Nirenberg’s campaign did not immediately respond to a request for comment.


Saturday’s ballot offers another way to hold San Antonio’s police accountable. Proposition B asks voters to decide whether to repeal the police union’s collective bargaining power. (Earlier this week, The Appeal: The Political Report published an explainer on Proposition B.) The San Antonio Police Officers Association has long had one of the strongest police union contracts in the country. As a result, the city has little power to hold officers accountable for misconduct. In 2020, local ABC affiliate KSAT published an investigative series on the substantial number of officers accused of misconduct who were allowed to keep their jobs because of union rules.

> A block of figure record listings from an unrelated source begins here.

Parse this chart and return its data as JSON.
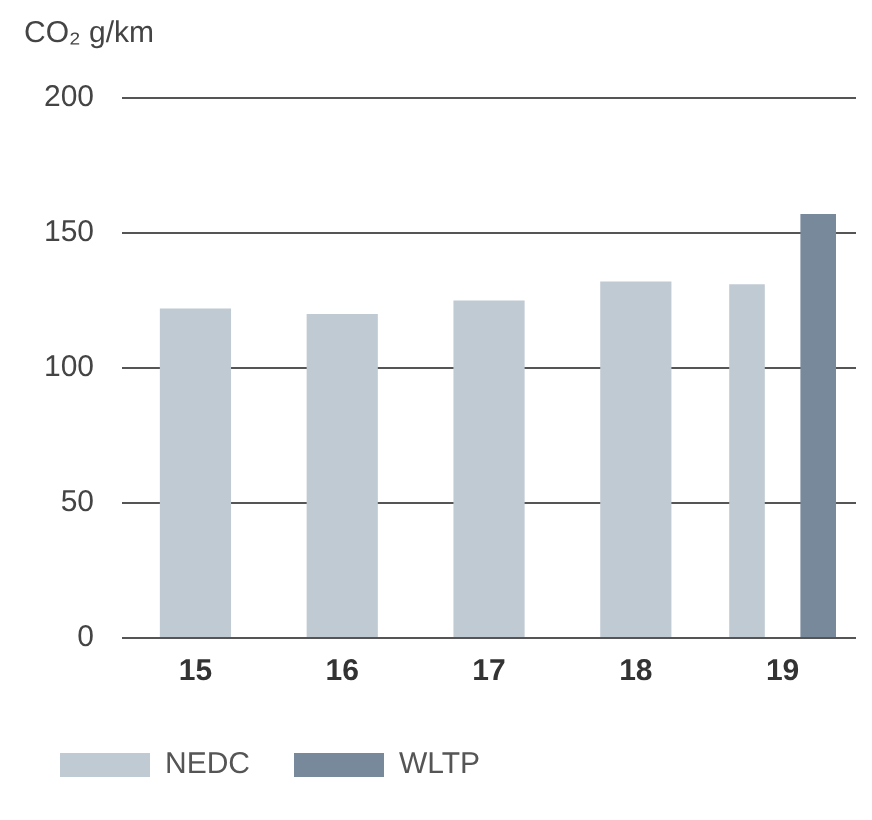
{
  "chart_data": {
    "type": "bar",
    "ylabel": "CO₂ g/km",
    "categories": [
      "15",
      "16",
      "17",
      "18",
      "19"
    ],
    "series": [
      {
        "name": "NEDC",
        "color": "#c0cad3",
        "values": [
          122,
          120,
          125,
          132,
          131
        ]
      },
      {
        "name": "WLTP",
        "color": "#78899c",
        "values": [
          null,
          null,
          null,
          null,
          157
        ]
      }
    ],
    "ylim": [
      0,
      200
    ],
    "yticks": [
      0,
      50,
      100,
      150,
      200
    ],
    "grid": "y",
    "legend": "bottom"
  }
}
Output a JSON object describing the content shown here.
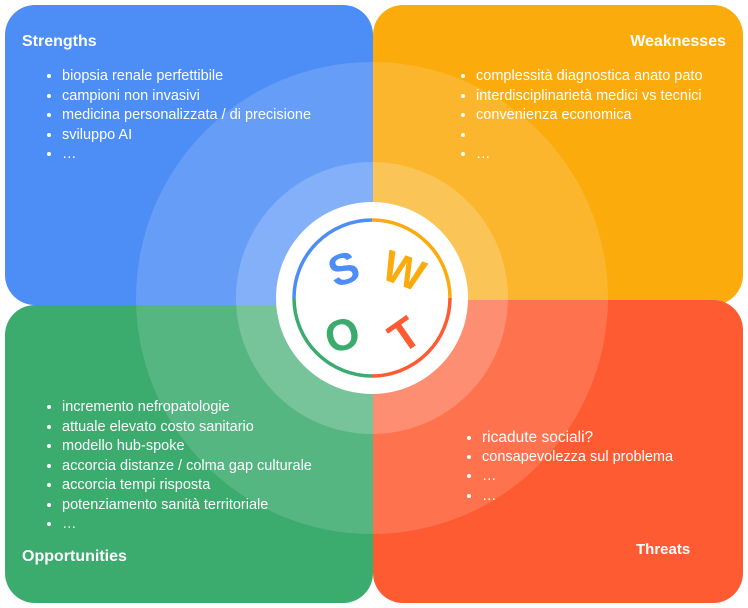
{
  "colors": {
    "strengths": "#4c8df6",
    "weaknesses": "#fbab0b",
    "opportunities": "#3bab6e",
    "threats": "#fe5b32"
  },
  "center": {
    "letters": {
      "s": "S",
      "w": "W",
      "o": "O",
      "t": "T"
    }
  },
  "strengths": {
    "title": "Strengths",
    "items": [
      "biopsia renale perfettibile",
      "campioni non invasivi",
      "medicina personalizzata / di precisione",
      "sviluppo AI",
      "…"
    ]
  },
  "weaknesses": {
    "title": "Weaknesses",
    "items": [
      "complessità diagnostica anato pato",
      "interdisciplinarietà medici vs tecnici",
      "convenienza economica",
      "",
      "…"
    ]
  },
  "opportunities": {
    "title": "Opportunities",
    "items": [
      "incremento nefropatologie",
      "attuale elevato costo sanitario",
      "modello hub-spoke",
      "accorcia distanze / colma gap culturale",
      "accorcia tempi risposta",
      "potenziamento sanità territoriale",
      "…"
    ]
  },
  "threats": {
    "title": "Threats",
    "items": [
      "ricadute sociali?",
      "consapevolezza sul problema",
      "…",
      "…"
    ]
  }
}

Kimiya Factory, founder of the local grassroots activist group Black Freedom Factory, told The Appeal that she is disappointed that Nirenberg has not taken a strong stance on Proposition B.

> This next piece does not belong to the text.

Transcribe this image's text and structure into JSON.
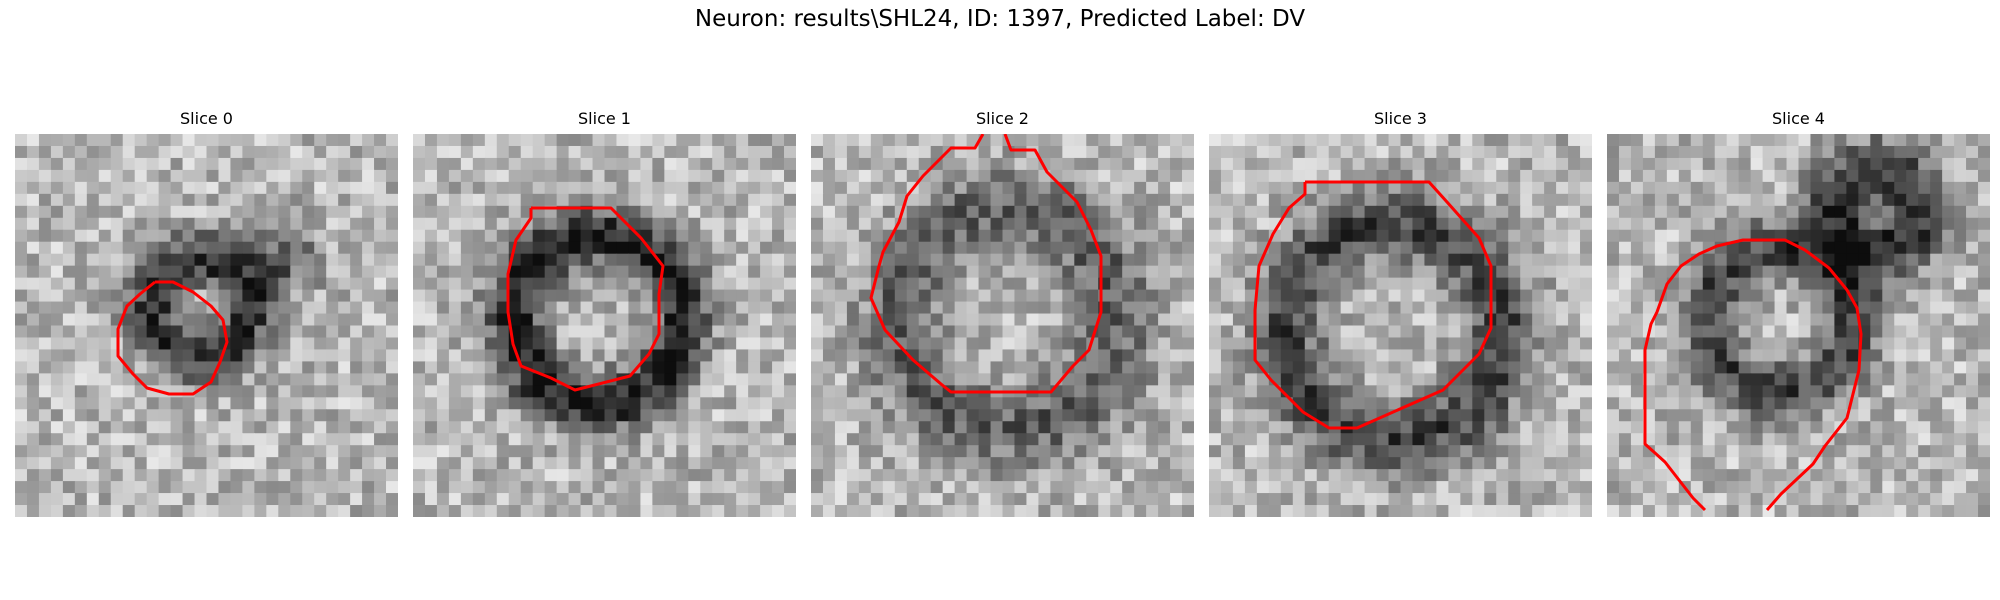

“He wanted [an] endorsement from SAPOA,” she said. “When he makes moves like that, it’s very clear he’s trying to secure certain conservative voters in the city, which is  harmful to the movement when accountability is on the ballot.”

Factory said that, no matter who the next mayor is, she hopes that victims of police brutality and their families will have a stronger voice in setting policies. She’d also like to see the next mayor commit to taking a stronger stance on housing justice. (In February, The Appeal reported that Nirenberg’s administration bulldozed a homeless encampment and destroyed tents and blankets mere weeks before Texas’s unprecedented cold weather and power outages.) “There’s been a lot of shiftiness away from the issues that matter—especially police brutality in this city,” Factory said.